Your premium may be low. But other costs? High. "Until now, it was almost impossible for people using the federal health care website to see the deductible amounts, which consumers pay before coverage kicks in. But federal officials finally relented last week and added a "window shopping" feature that displays data on deductibles. For policies offered in the federal exchange, as in many states, the annual deductible often tops $5,000 for an individual and $10,000 for a couple."Robert Pear in The New York Times.

Podesta is going back to work for Obama. "President Obama, after a rocky year that leaves him at the lowest ebb of his presidency, is bringing into his White House circle the longtime Democratic strategist John D. Podesta, a former chief of staff for President Bill Clinton. Mr. Podesta, who has agreed to serve as counselor for a year, led Mr. Obama's presidential transition in 2008 and has been an outside adviser since then. He also has occasionally criticized the administration, if gently, from his perch as the founder and former president of the Center for American Progress, a center-left public policy research group." Jackie Calmes in The New York Times.

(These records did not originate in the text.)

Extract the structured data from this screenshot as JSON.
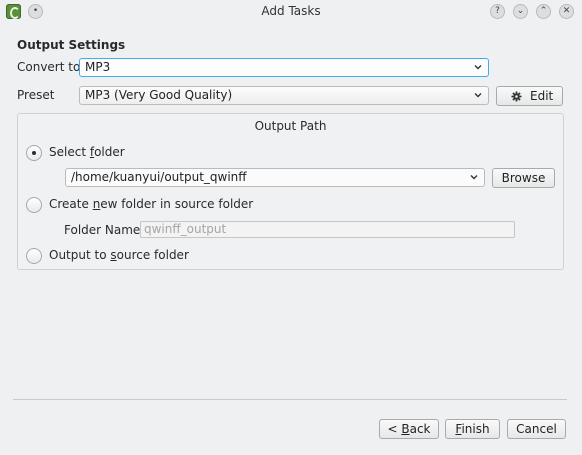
{
  "window": {
    "title": "Add Tasks"
  },
  "titlebar_buttons": {
    "pin": "•",
    "help": "?",
    "minimize": "⌄",
    "maximize": "⌃",
    "close": "✕"
  },
  "output_settings": {
    "heading": "Output Settings",
    "convert_to_label": "Convert to",
    "convert_to_value": "MP3",
    "preset_label": "Preset",
    "preset_value": "MP3 (Very Good Quality)",
    "edit_button": "Edit"
  },
  "output_path": {
    "heading": "Output Path",
    "select_folder": {
      "label_pre": "Select ",
      "label_accel": "f",
      "label_post": "older",
      "checked": true
    },
    "folder_path": "/home/kuanyui/output_qwinff",
    "browse_button": "Browse",
    "create_new": {
      "label_pre": "Create ",
      "label_accel": "n",
      "label_post": "ew folder in source folder",
      "checked": false
    },
    "folder_name_label": "Folder Name",
    "folder_name_value": "qwinff_output",
    "output_to_source": {
      "label_pre": "Output to ",
      "label_accel": "s",
      "label_post": "ource folder",
      "checked": false
    }
  },
  "footer": {
    "back_pre": "< ",
    "back_accel": "B",
    "back_post": "ack",
    "finish_accel": "F",
    "finish_post": "inish",
    "cancel": "Cancel"
  },
  "colors": {
    "focus_border": "#3daee9",
    "window_bg": "#eff0f1"
  },
  "icons": {
    "app": "qwinff-app-icon",
    "gear": "gear-icon",
    "chevron": "chevron-down-icon"
  }
}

HealthCare.gov's problems don't mean Obamacare will fail. "For Obamacare's supporters, the IT problems really were IT problems. Now that the Web site is working the law will likely work, too. For Obamacare's critics, however, the problems with Healthcare.Gov confirmed that Obamacare was a top-to-bottom train wreck. The Web site's improvements -- if they're even real -- will simply give way to new, and probably worse, problems with the law." Ezra Klein in The Washington Post.

Q&A: Your Obamacare questions, answeredSarah Kliff in The Washington Post.

This $2,000 drug says everything about our messed up health-care system. "very incentive in our health-care system preferences Lucentis, the $1,000 drug, over Avastin. Because it's a more expensive drug, doctors get a higher administrative fee when they give it to patients...A small majority of doctors -- 56 percent, according to Whoriskey and Keating's analysis -- do use Avastin now to treat macular degeneration. But the sizable [minority] that don't -- the ones who are following the incentives in the health-care system -- mean an extra $1 billion in federal health-care bills." Sarah Kliff in The Washington Post.